Kirchhoff's Laws are general and can be applied to any type of circuit.

4.1 Kirchhoff's Current Law (KCL)

At any circuit junction, the sum of the currents entering the junction must be equal to the sum of the currents leaving the junction.

\[\sum I_{in} = \sum I_{out}\]

Example: For a junction with four currents:

\[I_1 + I_3 = I_2 + I_4\]

Key Point:

KCL is based on the conservation of charge.

4.2 Kirchhoff's Voltage Law (KVL)

The sum of voltage changes across all the circuit elements found when traversing one direction around any closed circuit-loop must be zero.

\[\sum V = 0\]

Key Point:

KVL is based on the conservation of energy.

Application: When applying KVL:

Choose a direction to traverse the loop
Voltage drops across resistors: \(-IR\) (when moving with current) or \(+IR\) (when moving against current)
EMF sources: \(+E\) (when moving from - to + terminal) or \(-E\) (when moving from + to - terminal)

5. Electrical Instruments

5.1 Galvanometer

A galvanometer detects the presence of current in the branch where it is connected.

An instrument that measures current is called an ammeter
An instrument that measures potential difference is called a voltmeter

5.2 Conversion of Galvanometer to Ammeter

A galvanometer may be converted into an ammeter by connecting a low resistance (called shunt) in parallel to the galvanometer.

\[S = \frac{I_g G}{I - I_g}\]

Where:

\(S\) = shunt resistance
\(G\) = resistance of the galvanometer
\(I_g\) = full scale deflection current of the galvanometer
\(I\) = maximum current to be measured by the ammeter

5.3 Conversion of Galvanometer to Voltmeter

A galvanometer may be converted into a voltmeter by connecting a high resistance in series with the galvanometer.

\[R = \frac{V}{I_g} - G\]

Where:

\(R\) = series resistance
\(V\) = maximum voltage to be measured
\(I_g\) = full scale deflection current of the galvanometer
\(G\) = resistance of the galvanometer

5.4 Wheatstone Bridge

The Wheatstone bridge provides an accurate method of determining the resistance of an unknown resistor.

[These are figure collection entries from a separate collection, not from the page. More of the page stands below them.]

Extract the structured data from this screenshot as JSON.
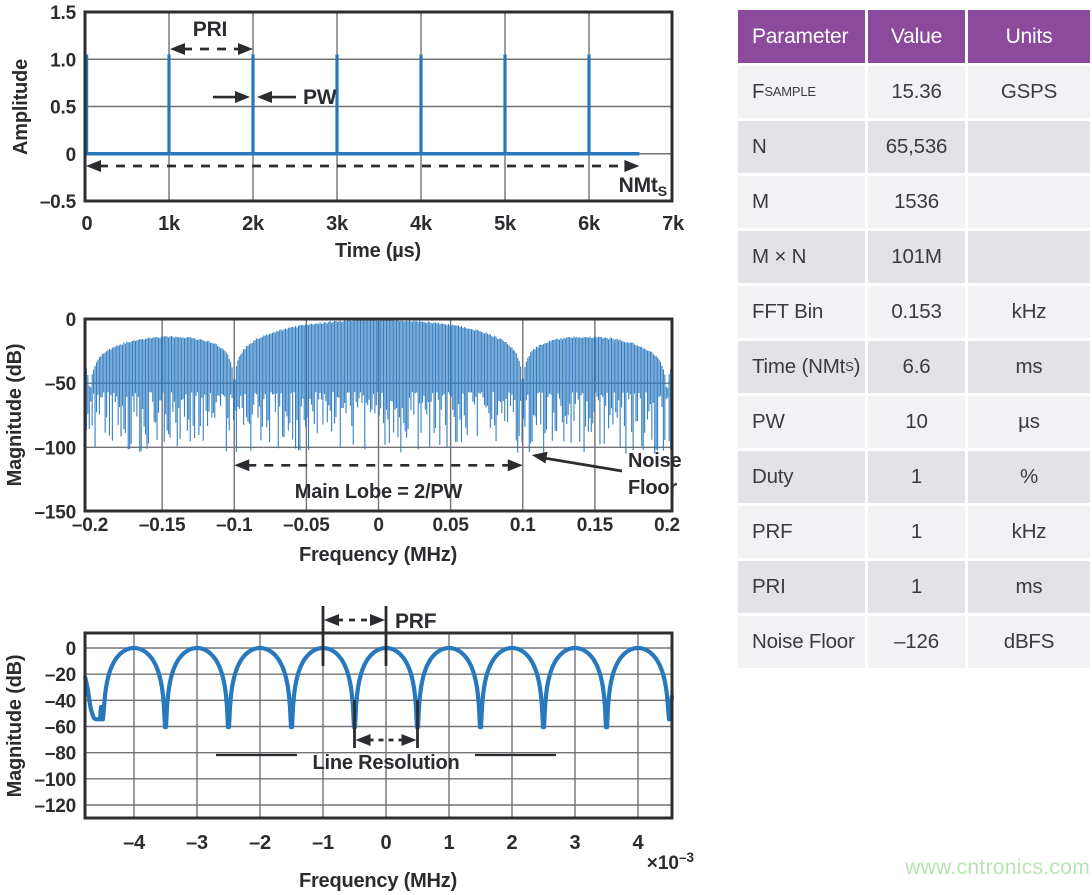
{
  "watermark": "www.cntronics.com",
  "colors": {
    "trace_blue": "#2878BE",
    "ink": "#2c2c30",
    "grid": "#737377",
    "table_header_bg": "#8c4a9c",
    "table_header_text": "#ffffff",
    "row_light": "#f2f1f4",
    "row_dark": "#e3e2e7",
    "watermark_green": "#b7e3b1"
  },
  "table": {
    "headers": [
      "Parameter",
      "Value",
      "Units"
    ],
    "rows": [
      {
        "param": "F_{SAMPLE}",
        "value": "15.36",
        "units": "GSPS"
      },
      {
        "param": "N",
        "value": "65,536",
        "units": ""
      },
      {
        "param": "M",
        "value": "1536",
        "units": ""
      },
      {
        "param": "M × N",
        "value": "101M",
        "units": ""
      },
      {
        "param": "FFT Bin",
        "value": "0.153",
        "units": "kHz"
      },
      {
        "param": "Time (NMt_{S})",
        "value": "6.6",
        "units": "ms"
      },
      {
        "param": "PW",
        "value": "10",
        "units": "µs"
      },
      {
        "param": "Duty",
        "value": "1",
        "units": "%"
      },
      {
        "param": "PRF",
        "value": "1",
        "units": "kHz"
      },
      {
        "param": "PRI",
        "value": "1",
        "units": "ms"
      },
      {
        "param": "Noise Floor",
        "value": "–126",
        "units": "dBFS"
      }
    ]
  },
  "chart_data": [
    {
      "id": "time-domain",
      "type": "line",
      "title": "",
      "xlabel": "Time (µs)",
      "ylabel": "Amplitude",
      "xlim": [
        0,
        7000
      ],
      "ylim": [
        -0.5,
        1.5
      ],
      "xticks": [
        0,
        1000,
        2000,
        3000,
        4000,
        5000,
        6000,
        7000
      ],
      "xtick_labels": [
        "0",
        "1k",
        "2k",
        "3k",
        "4k",
        "5k",
        "6k",
        "7k"
      ],
      "yticks": [
        -0.5,
        0,
        0.5,
        1.0,
        1.5
      ],
      "ytick_labels": [
        "–0.5",
        "0",
        "0.5",
        "1.0",
        "1.5"
      ],
      "grid": true,
      "series": [
        {
          "name": "pulse-train",
          "pulse_times_us": [
            0,
            1000,
            2000,
            3000,
            4000,
            5000,
            6000
          ],
          "pulse_width_us": 10,
          "pulse_amplitude": 1.05,
          "baseline_level": 0,
          "baseline_end_us": 6600
        }
      ],
      "annotations": {
        "pri": {
          "label": "PRI",
          "from_us": 1000,
          "to_us": 2000,
          "arrow_amp": 1.18,
          "label_amp": 1.35
        },
        "pw": {
          "label": "PW",
          "at_us": 2000,
          "arrow_amp": 0.6
        },
        "nmts": {
          "label": "NMt_{S}",
          "from_us": 0,
          "to_us": 6600,
          "arrow_amp": -0.13
        }
      }
    },
    {
      "id": "pulse-spectrum",
      "type": "line",
      "title": "",
      "xlabel": "Frequency (MHz)",
      "ylabel": "Magnitude (dB)",
      "xlim": [
        -0.204,
        0.204
      ],
      "ylim": [
        -150,
        0
      ],
      "xticks": [
        -0.2,
        -0.15,
        -0.1,
        -0.05,
        0,
        0.05,
        0.1,
        0.15,
        0.2
      ],
      "xtick_labels": [
        "–0.2",
        "–0.15",
        "–0.1",
        "–0.05",
        "0",
        "0.05",
        "0.1",
        "0.15",
        "0.2"
      ],
      "yticks": [
        0,
        -50,
        -100,
        -150
      ],
      "ytick_labels": [
        "0",
        "–50",
        "–100",
        "–150"
      ],
      "grid": true,
      "content": {
        "envelope": "abs-sinc of pulse, PW = 10 µs",
        "envelope_peak_dB": 0,
        "main_lobe_nulls_MHz": [
          -0.1,
          0.1
        ],
        "second_nulls_MHz": [
          -0.2,
          0.2
        ],
        "sidelobe_peak_dB": -13.3,
        "spectral_line_spacing_MHz": 0.001,
        "noise_floor_dB_range": [
          -57,
          -105
        ]
      },
      "annotations": {
        "main_lobe": {
          "label": "Main Lobe = 2/PW",
          "from_MHz": -0.1,
          "to_MHz": 0.1,
          "arrow_dB": -114,
          "label_dB": -135
        },
        "noise_floor": {
          "label_lines": [
            "Noise",
            "Floor"
          ],
          "points_to_MHz": 0.1
        }
      }
    },
    {
      "id": "fine-spectrum",
      "type": "line",
      "title": "",
      "xlabel": "Frequency (MHz)",
      "x_scale": {
        "mant": "×10",
        "exp": "–3"
      },
      "ylabel": "Magnitude (dB)",
      "xlim": [
        -4.78,
        4.54
      ],
      "ylim": [
        -133,
        11
      ],
      "xticks": [
        -4,
        -3,
        -2,
        -1,
        0,
        1,
        2,
        3,
        4
      ],
      "xtick_labels": [
        "–4",
        "–3",
        "–2",
        "–1",
        "0",
        "1",
        "2",
        "3",
        "4"
      ],
      "yticks": [
        0,
        -20,
        -40,
        -60,
        -80,
        -100,
        -120
      ],
      "ytick_labels": [
        "0",
        "–20",
        "–40",
        "–60",
        "–80",
        "–100",
        "–120"
      ],
      "grid": true,
      "content": {
        "lobe_peaks_at": [
          -4,
          -3,
          -2,
          -1,
          0,
          1,
          2,
          3,
          4
        ],
        "peak_dB": 0,
        "nulls_at_half_integers_dB": -60,
        "lobe_spacing_kHz": 1
      },
      "annotations": {
        "prf": {
          "label": "PRF",
          "from": -1,
          "to": 0
        },
        "line_resolution": {
          "label": "Line Resolution",
          "from": -0.5,
          "to": 0.5
        }
      }
    }
  ]
}
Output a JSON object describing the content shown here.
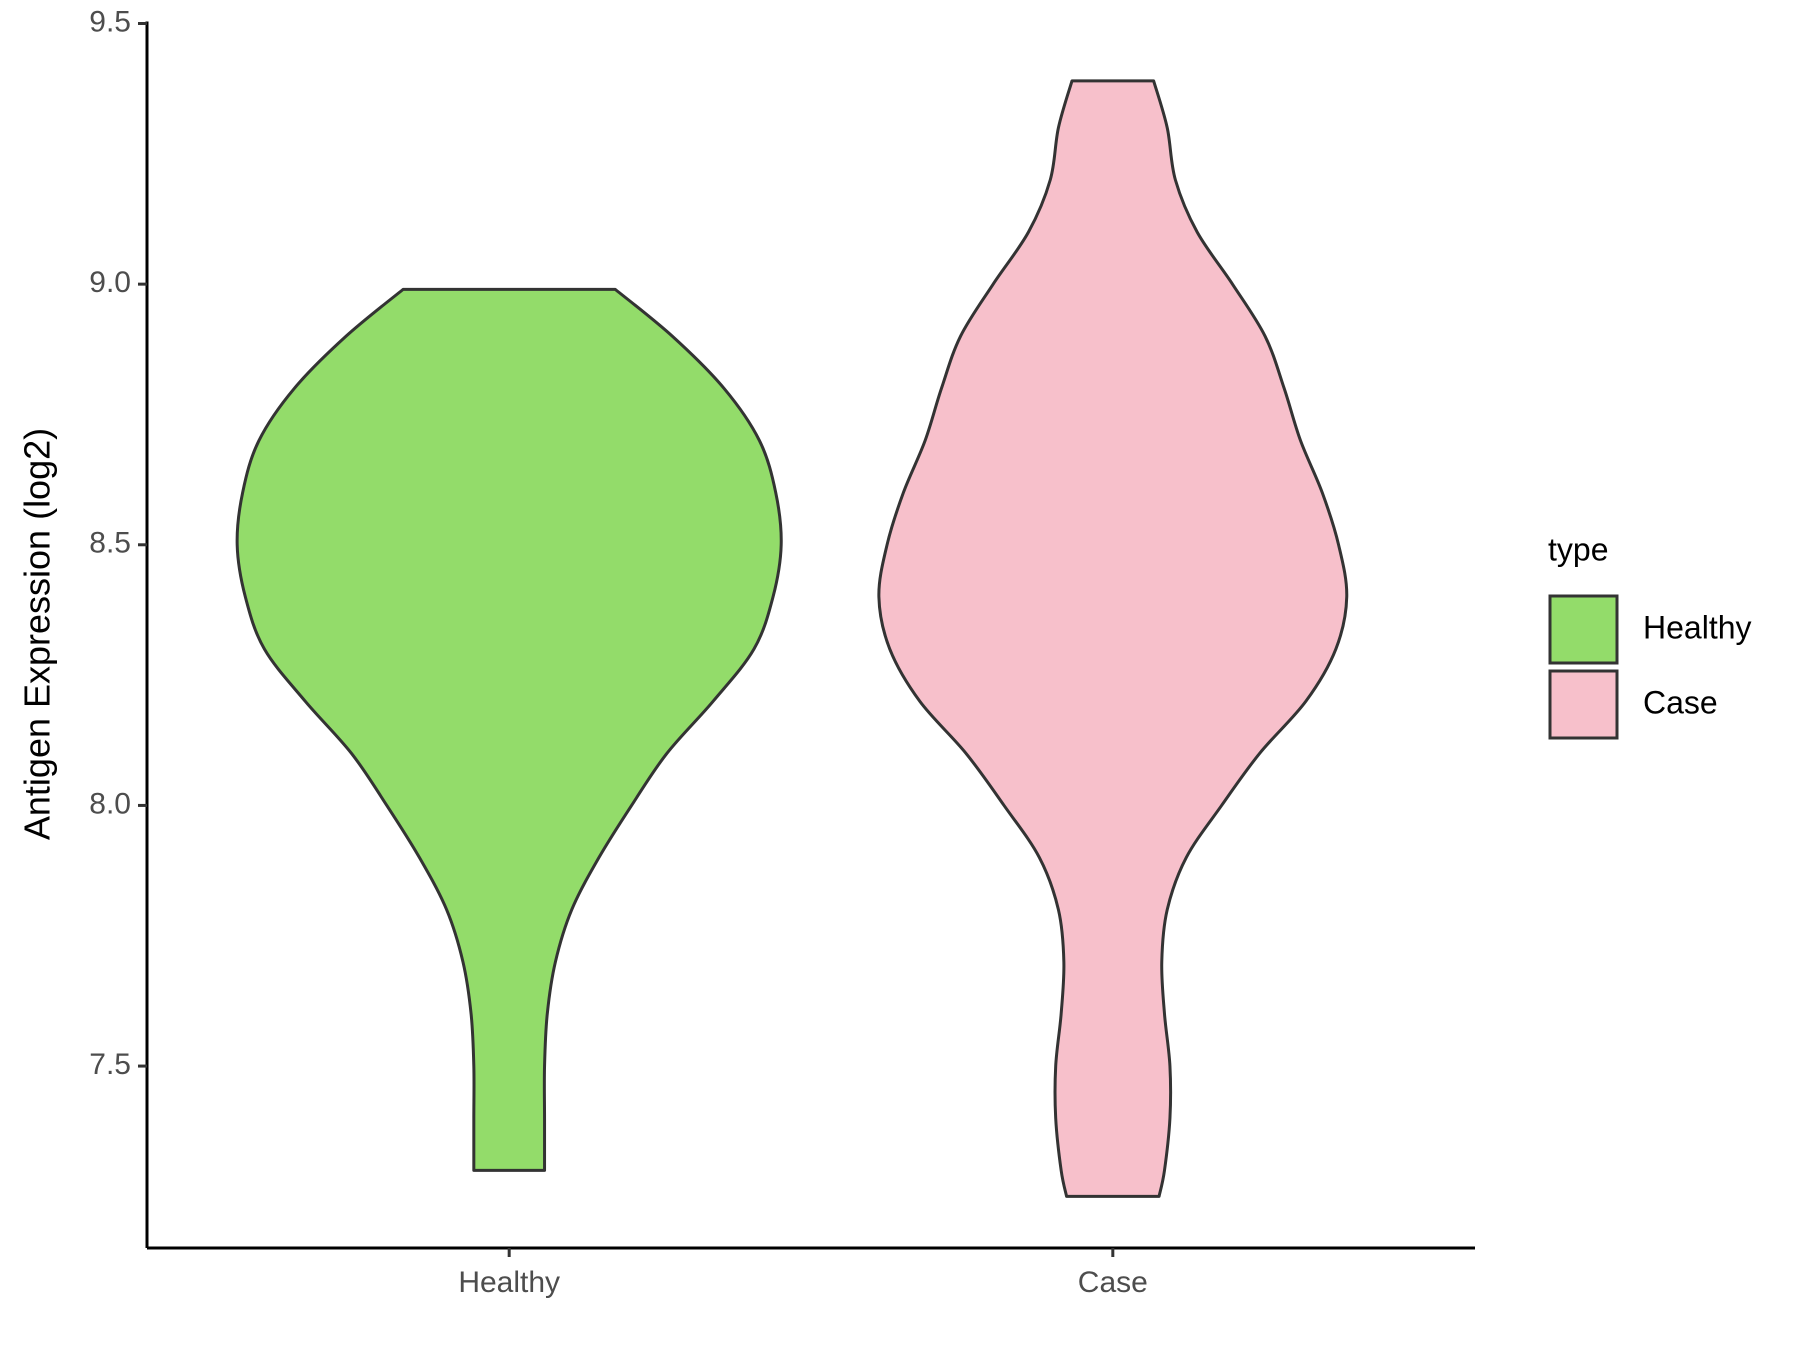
{
  "chart_data": {
    "type": "violin",
    "ylabel": "Antigen Expression (log2)",
    "categories": [
      "Healthy",
      "Case"
    ],
    "legend_title": "type",
    "ylim": [
      7.151,
      9.5
    ],
    "yticks": [
      {
        "value": 7.5,
        "label": "7.5"
      },
      {
        "value": 8.0,
        "label": "8.0"
      },
      {
        "value": 8.5,
        "label": "8.5"
      },
      {
        "value": 9.0,
        "label": "9.0"
      },
      {
        "value": 9.5,
        "label": "9.5"
      }
    ],
    "series": [
      {
        "name": "Healthy",
        "color": "#93dc6a",
        "y": [
          8.99,
          8.9,
          8.8,
          8.7,
          8.6,
          8.5,
          8.4,
          8.3,
          8.2,
          8.1,
          8.0,
          7.9,
          7.8,
          7.7,
          7.6,
          7.5,
          7.4,
          7.3
        ],
        "density": [
          0.39,
          0.6,
          0.79,
          0.92,
          0.98,
          1.0,
          0.97,
          0.9,
          0.75,
          0.58,
          0.45,
          0.33,
          0.23,
          0.17,
          0.14,
          0.13,
          0.13,
          0.13
        ]
      },
      {
        "name": "Case",
        "color": "#f7c0cb",
        "y": [
          9.39,
          9.3,
          9.2,
          9.1,
          9.0,
          8.9,
          8.8,
          8.7,
          8.6,
          8.5,
          8.4,
          8.3,
          8.2,
          8.1,
          8.0,
          7.9,
          7.8,
          7.7,
          7.6,
          7.5,
          7.4,
          7.3,
          7.25
        ],
        "density": [
          0.15,
          0.2,
          0.23,
          0.31,
          0.44,
          0.56,
          0.63,
          0.69,
          0.77,
          0.83,
          0.86,
          0.82,
          0.71,
          0.54,
          0.4,
          0.27,
          0.2,
          0.18,
          0.19,
          0.21,
          0.21,
          0.19,
          0.17
        ]
      }
    ]
  }
}
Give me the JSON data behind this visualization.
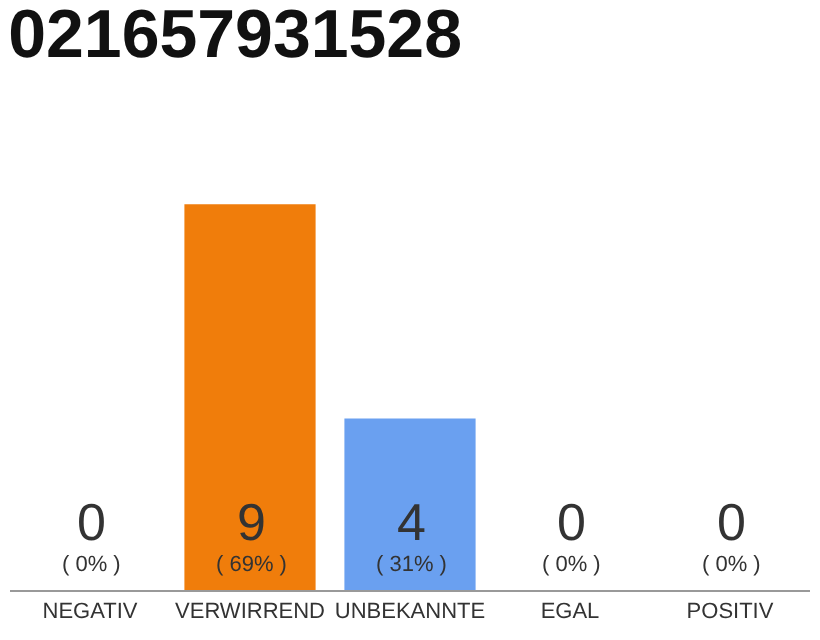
{
  "chart_data": {
    "type": "bar",
    "title": "021657931528",
    "categories": [
      "NEGATIV",
      "VERWIRREND",
      "UNBEKANNTE",
      "EGAL",
      "POSITIV"
    ],
    "values": [
      0,
      9,
      4,
      0,
      0
    ],
    "colors": [
      "#e5e5e5",
      "#f07d0b",
      "#6aa0f0",
      "#e5e5e5",
      "#e5e5e5"
    ],
    "value_labels": [
      "0\n( 0% )",
      "9\n( 69% )",
      "4\n( 31% )",
      "0\n( 0% )",
      "0\n( 0% )"
    ],
    "legend": false
  }
}
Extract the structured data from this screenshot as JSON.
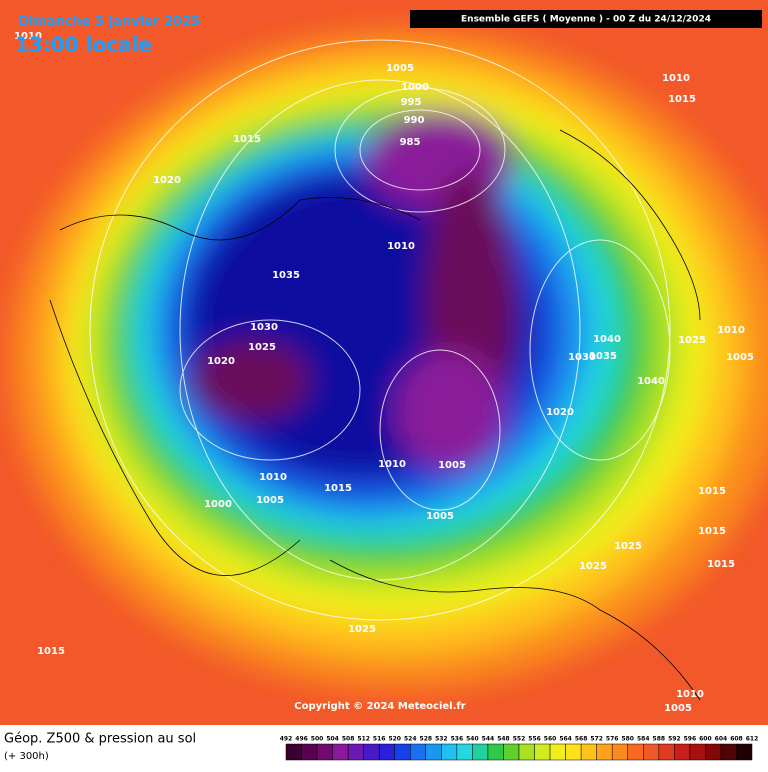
{
  "header": {
    "date": "Dimanche 5 janvier 2025",
    "time": "13:00 locale",
    "model": "Ensemble GEFS  ( Moyenne )  -  00 Z du 24/12/2024"
  },
  "copyright": "Copyright © 2024 Meteociel.fr",
  "footer": {
    "title": "Géop. Z500 & pression au sol",
    "lead": "(+ 300h)"
  },
  "isobar_labels": [
    1005,
    1000,
    995,
    990,
    985,
    1015,
    1020,
    1010,
    1035,
    1030,
    1025,
    1020,
    1010,
    1005,
    1000,
    1015,
    1010,
    1005,
    1005,
    1020,
    1040,
    1035,
    1030,
    1040,
    1025,
    1010,
    1005,
    1015,
    1015,
    1025,
    1025,
    1015,
    1025,
    1015,
    1010,
    1005,
    1010,
    1015,
    1010
  ],
  "scale_labels": [
    492,
    496,
    500,
    504,
    508,
    512,
    516,
    520,
    524,
    528,
    532,
    536,
    540,
    544,
    548,
    552,
    556,
    560,
    564,
    568,
    572,
    576,
    580,
    584,
    588,
    592,
    596,
    600,
    604,
    608,
    612
  ]
}
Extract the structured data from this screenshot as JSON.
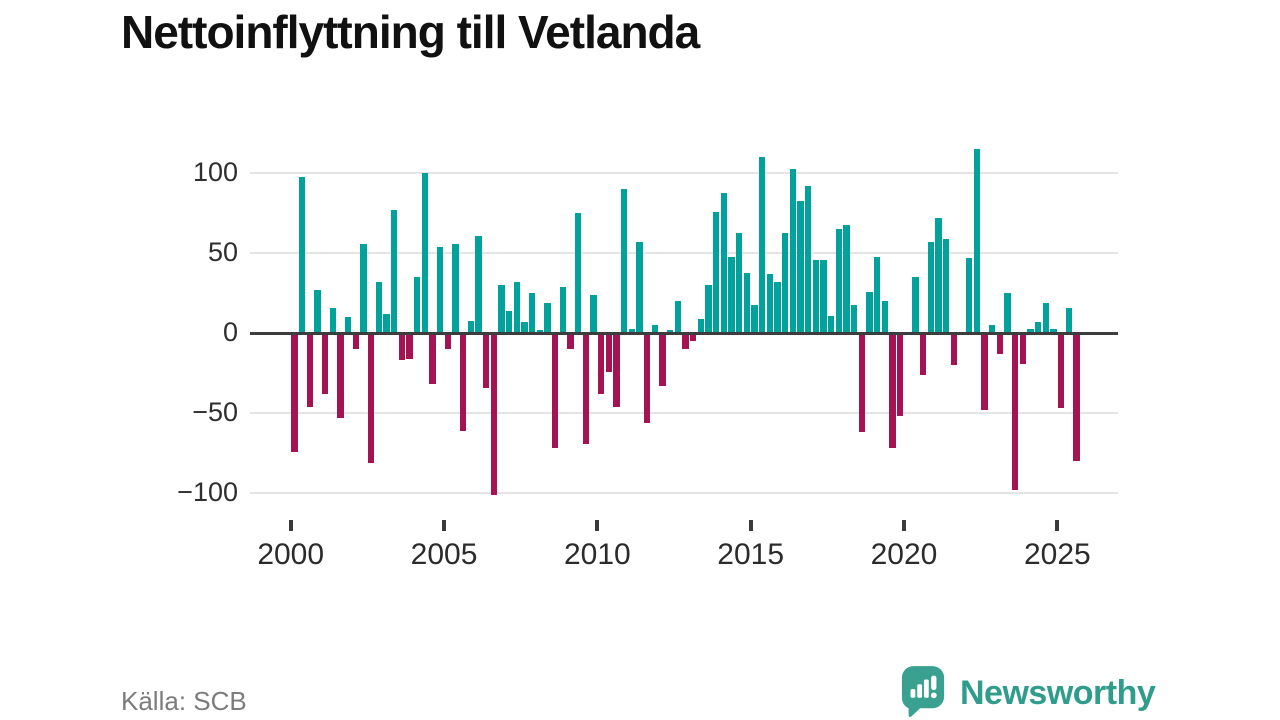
{
  "title": "Nettoinflyttning till Vetlanda",
  "source": "Källa: SCB",
  "brand": {
    "name": "Newsworthy"
  },
  "colors": {
    "positive_bar": "#00a29b",
    "negative_bar": "#a41352",
    "gridline": "#e4e4e4",
    "zero_line": "#3d3d3d",
    "brand_teal": "#2f9c8c",
    "title_text": "#111111",
    "axis_text": "#2b2b2b",
    "source_text": "#7c7c7c"
  },
  "chart_data": {
    "type": "bar",
    "title": "Nettoinflyttning till Vetlanda",
    "frequency": "quarterly",
    "start_year": 2000,
    "start_quarter": 1,
    "end_year": 2025,
    "end_quarter": 3,
    "x_ticks": [
      2000,
      2005,
      2010,
      2015,
      2020,
      2025
    ],
    "x_tick_labels": [
      "2000",
      "2005",
      "2010",
      "2015",
      "2020",
      "2025"
    ],
    "y_ticks": [
      100,
      50,
      0,
      -50,
      -100
    ],
    "y_tick_labels": [
      "100",
      "50",
      "0",
      "−50",
      "−100"
    ],
    "ylim": [
      -115,
      120
    ],
    "grid": "horizontal-only",
    "legend": "none",
    "values": [
      -74,
      98,
      -46,
      27,
      -38,
      16,
      -53,
      10,
      -10,
      56,
      -81,
      32,
      12,
      77,
      -17,
      -16,
      35,
      100,
      -32,
      54,
      -10,
      56,
      -61,
      8,
      61,
      -34,
      -101,
      30,
      14,
      32,
      7,
      25,
      2,
      19,
      -72,
      29,
      -10,
      75,
      -69,
      24,
      -38,
      -24,
      -46,
      90,
      3,
      57,
      -56,
      5,
      -33,
      2,
      20,
      -10,
      -5,
      9,
      30,
      76,
      88,
      48,
      63,
      38,
      18,
      110,
      37,
      32,
      63,
      103,
      83,
      92,
      46,
      46,
      11,
      65,
      68,
      18,
      -62,
      26,
      48,
      20,
      -72,
      -52,
      0,
      35,
      -26,
      57,
      72,
      59,
      -20,
      0,
      47,
      115,
      -48,
      5,
      -13,
      25,
      -98,
      -19,
      3,
      7,
      19,
      3,
      -47,
      16,
      -80
    ]
  }
}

Wheatstone Bridge: Four resistors arranged in a diamond pattern with a galvanometer in the middle

When the bridge is balanced (no current flows through the galvanometer):

\[\frac{R_1}{R_2} = \frac{R_4}{R_3}\]

If \(R_3\) is the unknown resistance:

\[R_3 = R_2 \times \frac{R_4}{R_1}\]

5.5 Potentiometer

A potentiometer is an instrument that allows one to compare unknown EMF with a standard EMF. It is a null device, like the Wheatstone bridge.

Advantages of Potentiometer:

Measures the true EMF of a cell (unlike a voltmeter which measures terminal potential difference)
Does not draw any current from the cell when measuring EMF
More accurate than direct measurement with a voltmeter